PMC

Discussion

Er bestaat een oorzakelijk verband tussen chromosoomafwijkingen en mannelijke onvruchtbaarheid. De incidentie van chromosoomafwijkingen is gewoonlijk omgekeerd evenredig gecorreleerd met het aantal zaadcellen. Chromosoomafwijkingen, zoals deletie, fusie en translocatie, kunnen structurele veranderingen van het nucleïnezuur op de breukpunten veroorzaken en tot genetische defecten leiden. Chromosomale translocaties houden de overdracht van genetisch materiaal van het ene chrosoom naar het andere in, en kunnen wederkerig of Robertsonisch zijn. Bij wederkerige translocaties is er sprake van een breuk van twee niet-homologe chromosomen met uitwisseling van segmenten, terwijl er bij Robertsoniaanse translocaties sprake is van breekpunten dicht bij het centromeer van twee acrocentrische chromosomen. Het belang van translocaties houdt verband met het segregatiepatroon bij meiose. De kans op het verwekken van een chromosomaal abnormaal embryo ligt tussen 20% en 80% voor dragers van translocaties, afhankelijk van de chromosomen die betrokken zijn bij de translocaties, de positie van de breekpunten, en het geslacht van de translocatiedrager (4).

Onvruchtbaarheid bij mannen is in verband gebracht met chromosomale afwijkingen die meestal betrekking hebben op de geslachts- en autosomale chromosomen. Er werd gerapporteerd dat de meeste onvruchtbare mannen met constitutionele chromosomale afwijkingen 47, XXY of Robertsonian, of wederkerige translocatie van autosomen hadden. Gebleken is dat 13,7% van de azoösperme mannen en 6% van de oligozoösperme mannen een abnormaal karyotype hebben. In de azoösperme groep overheersten de geslachtschromosoomafwijkingen, voornamelijk 47, XXY. Van Assche et al. (5) rapporteerden dat autosomale afwijkingen, zoals Robertsonian en reciproke translocaties, de meest frequente karyotypische afwijkingen waren in de oligozoösperme groep. Het huidige geval, met een gebalanceerde chromosomale translocatie van de chromosomen 6 en 7, is het eerste geval van complexe chromosoomherschikkingen bij een man met een normaal aantal zaadcellen (gemiddeld 29,5×105/cc).
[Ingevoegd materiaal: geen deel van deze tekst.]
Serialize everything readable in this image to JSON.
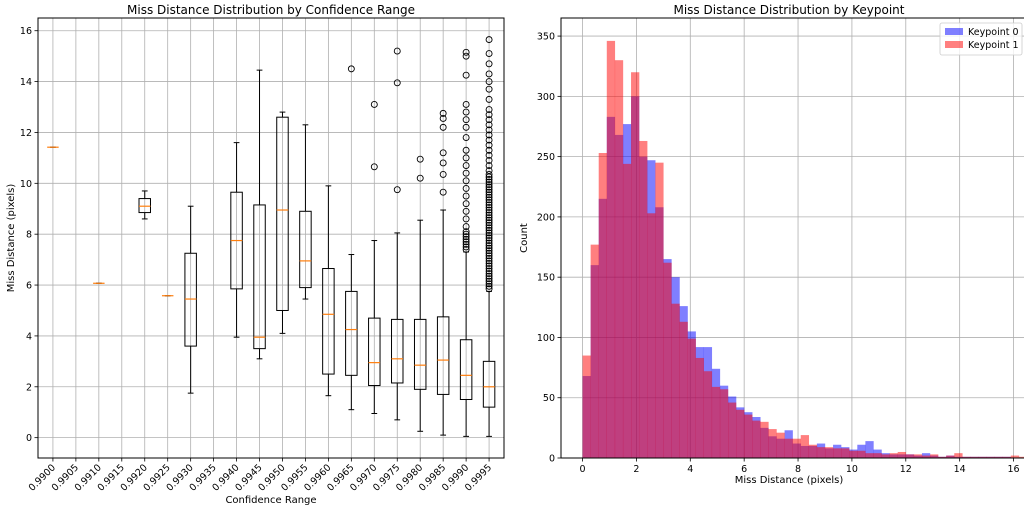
{
  "chart_data": [
    {
      "type": "box",
      "title": "Miss Distance Distribution by Confidence Range",
      "xlabel": "Confidence Range",
      "ylabel": "Miss Distance (pixels)",
      "ylim": [
        -0.8,
        16.5
      ],
      "yticks": [
        0,
        2,
        4,
        6,
        8,
        10,
        12,
        14,
        16
      ],
      "grid": true,
      "categories": [
        "0.9900",
        "0.9905",
        "0.9910",
        "0.9915",
        "0.9920",
        "0.9925",
        "0.9930",
        "0.9935",
        "0.9940",
        "0.9945",
        "0.9950",
        "0.9955",
        "0.9960",
        "0.9965",
        "0.9970",
        "0.9975",
        "0.9980",
        "0.9985",
        "0.9990",
        "0.9995"
      ],
      "boxes": [
        {
          "category": "0.9900",
          "min": 11.42,
          "q1": 11.42,
          "median": 11.42,
          "q3": 11.42,
          "max": 11.42,
          "outliers": []
        },
        {
          "category": "0.9905",
          "empty": true
        },
        {
          "category": "0.9910",
          "min": 6.07,
          "q1": 6.07,
          "median": 6.07,
          "q3": 6.07,
          "max": 6.07,
          "outliers": []
        },
        {
          "category": "0.9915",
          "empty": true
        },
        {
          "category": "0.9920",
          "min": 8.6,
          "q1": 8.85,
          "median": 9.1,
          "q3": 9.4,
          "max": 9.7,
          "outliers": []
        },
        {
          "category": "0.9925",
          "min": 5.58,
          "q1": 5.58,
          "median": 5.58,
          "q3": 5.58,
          "max": 5.58,
          "outliers": []
        },
        {
          "category": "0.9930",
          "min": 1.75,
          "q1": 3.6,
          "median": 5.45,
          "q3": 7.25,
          "max": 9.1,
          "outliers": []
        },
        {
          "category": "0.9935",
          "empty": true
        },
        {
          "category": "0.9940",
          "min": 3.95,
          "q1": 5.85,
          "median": 7.75,
          "q3": 9.65,
          "max": 11.6,
          "outliers": []
        },
        {
          "category": "0.9945",
          "min": 3.1,
          "q1": 3.5,
          "median": 3.95,
          "q3": 9.15,
          "max": 14.45,
          "outliers": []
        },
        {
          "category": "0.9950",
          "min": 4.1,
          "q1": 5.0,
          "median": 8.95,
          "q3": 12.6,
          "max": 12.8,
          "outliers": []
        },
        {
          "category": "0.9955",
          "min": 5.45,
          "q1": 5.9,
          "median": 6.95,
          "q3": 8.9,
          "max": 12.3,
          "outliers": []
        },
        {
          "category": "0.9960",
          "min": 1.65,
          "q1": 2.5,
          "median": 4.85,
          "q3": 6.65,
          "max": 9.9,
          "outliers": []
        },
        {
          "category": "0.9965",
          "min": 1.1,
          "q1": 2.45,
          "median": 4.25,
          "q3": 5.75,
          "max": 7.2,
          "outliers": [
            14.5
          ]
        },
        {
          "category": "0.9970",
          "min": 0.95,
          "q1": 2.05,
          "median": 2.95,
          "q3": 4.7,
          "max": 7.75,
          "outliers": [
            10.65,
            13.1
          ]
        },
        {
          "category": "0.9975",
          "min": 0.7,
          "q1": 2.15,
          "median": 3.1,
          "q3": 4.65,
          "max": 8.05,
          "outliers": [
            9.75,
            13.95,
            15.2
          ]
        },
        {
          "category": "0.9980",
          "min": 0.25,
          "q1": 1.9,
          "median": 2.85,
          "q3": 4.65,
          "max": 8.55,
          "outliers": [
            10.2,
            10.95
          ]
        },
        {
          "category": "0.9985",
          "min": 0.1,
          "q1": 1.7,
          "median": 3.05,
          "q3": 4.75,
          "max": 8.95,
          "outliers": [
            9.65,
            10.35,
            10.8,
            11.2,
            12.2,
            12.55,
            12.75
          ]
        },
        {
          "category": "0.9990",
          "min": 0.05,
          "q1": 1.5,
          "median": 2.45,
          "q3": 3.85,
          "max": 7.3,
          "outliers": [
            7.4,
            7.5,
            7.6,
            7.7,
            7.8,
            7.9,
            8.0,
            8.1,
            8.3,
            8.6,
            8.9,
            9.2,
            9.5,
            9.8,
            10.1,
            10.4,
            10.7,
            11.0,
            11.3,
            11.8,
            12.2,
            12.5,
            12.8,
            13.1,
            14.25,
            15.0,
            15.15
          ]
        },
        {
          "category": "0.9995",
          "min": 0.05,
          "q1": 1.2,
          "median": 2.0,
          "q3": 3.0,
          "max": 5.75,
          "outliers": [
            5.85,
            5.95,
            6.05,
            6.15,
            6.25,
            6.35,
            6.45,
            6.55,
            6.65,
            6.75,
            6.85,
            6.95,
            7.05,
            7.15,
            7.25,
            7.35,
            7.45,
            7.55,
            7.65,
            7.75,
            7.85,
            7.95,
            8.05,
            8.15,
            8.25,
            8.35,
            8.45,
            8.55,
            8.65,
            8.75,
            8.85,
            8.95,
            9.05,
            9.15,
            9.25,
            9.35,
            9.45,
            9.55,
            9.65,
            9.75,
            9.85,
            9.95,
            10.05,
            10.15,
            10.25,
            10.35,
            10.5,
            10.7,
            10.9,
            11.1,
            11.3,
            11.5,
            11.7,
            11.9,
            12.1,
            12.3,
            12.5,
            12.7,
            12.9,
            13.3,
            13.7,
            14.0,
            14.3,
            14.7,
            15.1,
            15.65
          ]
        }
      ]
    },
    {
      "type": "histogram",
      "title": "Miss Distance Distribution by Keypoint",
      "xlabel": "Miss Distance (pixels)",
      "ylabel": "Count",
      "xlim": [
        -0.8,
        16.5
      ],
      "ylim": [
        0,
        365
      ],
      "xticks": [
        0,
        2,
        4,
        6,
        8,
        10,
        12,
        14,
        16
      ],
      "yticks": [
        0,
        50,
        100,
        150,
        200,
        250,
        300,
        350
      ],
      "grid": true,
      "legend_position": "top-right",
      "bin_start": 0.0,
      "bin_width": 0.3,
      "series": [
        {
          "name": "Keypoint 0",
          "color": "#0000ff",
          "opacity": 0.5,
          "counts": [
            68,
            160,
            215,
            283,
            268,
            277,
            300,
            250,
            247,
            208,
            165,
            150,
            126,
            105,
            92,
            92,
            74,
            60,
            51,
            42,
            38,
            34,
            25,
            18,
            16,
            23,
            12,
            10,
            10,
            12,
            8,
            11,
            9,
            7,
            11,
            14,
            7,
            4,
            3,
            3,
            3,
            2,
            4,
            2,
            1,
            2,
            1,
            1,
            1,
            1,
            1,
            1,
            1,
            0
          ]
        },
        {
          "name": "Keypoint 1",
          "color": "#ff0000",
          "opacity": 0.5,
          "counts": [
            85,
            177,
            253,
            346,
            330,
            244,
            320,
            263,
            203,
            245,
            162,
            128,
            113,
            99,
            83,
            72,
            59,
            57,
            46,
            40,
            36,
            31,
            30,
            24,
            21,
            16,
            16,
            19,
            11,
            9,
            9,
            8,
            8,
            6,
            6,
            4,
            4,
            3,
            4,
            5,
            3,
            3,
            2,
            3,
            1,
            2,
            4,
            1,
            1,
            1,
            1,
            1,
            1,
            2,
            1
          ]
        }
      ]
    }
  ]
}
Gekas et al. (6) meldden dat de incidentie van chromosoomafwijking 3,02% was bij patiënten met normale spermaconcentraties.

Cytogenetische analyses worden aanbevolen voor paren met recidiverende miskramen, wanneer klinische gegevens de oorzaak niet kunnen ophelderen, zoals in het onderhavige geval (2). Ongeveer 50% van de SAB’s zijn het gevolg van genetische afwijkingen (1). Gebalanceerde translocaties werden gevonden bij 0,6% van de onvruchtbare paren, en 9,2% van de onvruchtbare paren die opeenvolgende abortussen in het eerste trimester ondergingen (2). Jacobs et al. (7) meldden dat de frequentie van gebalanceerde chromosomale translocaties in de algemene bevolking 0,3% was. Zij meldden ook dat de incidentie van gebalanceerde chromosomale translocaties 3,6% was bij paren die twee of meer SAB’s hadden gehad.

PGD is gebruikt als een alternatief voor traditionele prenatale diagnose voor paren die een hoog risico lopen op het overdragen van een ernstige genetische ziekte of structurele chromosomale afwijking op hun nakomelingen (1,7). Met de ontwikkelingen op het gebied van PGD wordt de opsporing van deze structurele chromosoomafwijkingen bij paren die een geassisteerde voortplantingsbehandeling ondergaan, zeer belangrijk. Kyu Lim et al. (8) voerden PGD uit met FISH in 70 cycli van 49 paren met chromosomale translocaties. De gerijpte oöcyten werden bevrucht door ICSI. Zij meldden dat na PGD het percentage spontane abortussen drastisch was gedaald van 95,8% (69/72) tot 16,7% (3/18) bij paren met translocaties. Wij verwezen het paar van het huidige geval ook voor ICSI en PGD.

Gecompenseerde chromosomale translocaties leiden vaak tot reproductief falen bij onvruchtbare paren met een geschiedenis van recidiverende abortussen. PGD moet worden uitgevoerd bij onvruchtbare paren met twee of meer SAB’s. PGD vermindert spontane abortussen bij paren die drager zijn.

Geef een antwoord

Het e-mailadres wordt niet gepubliceerd.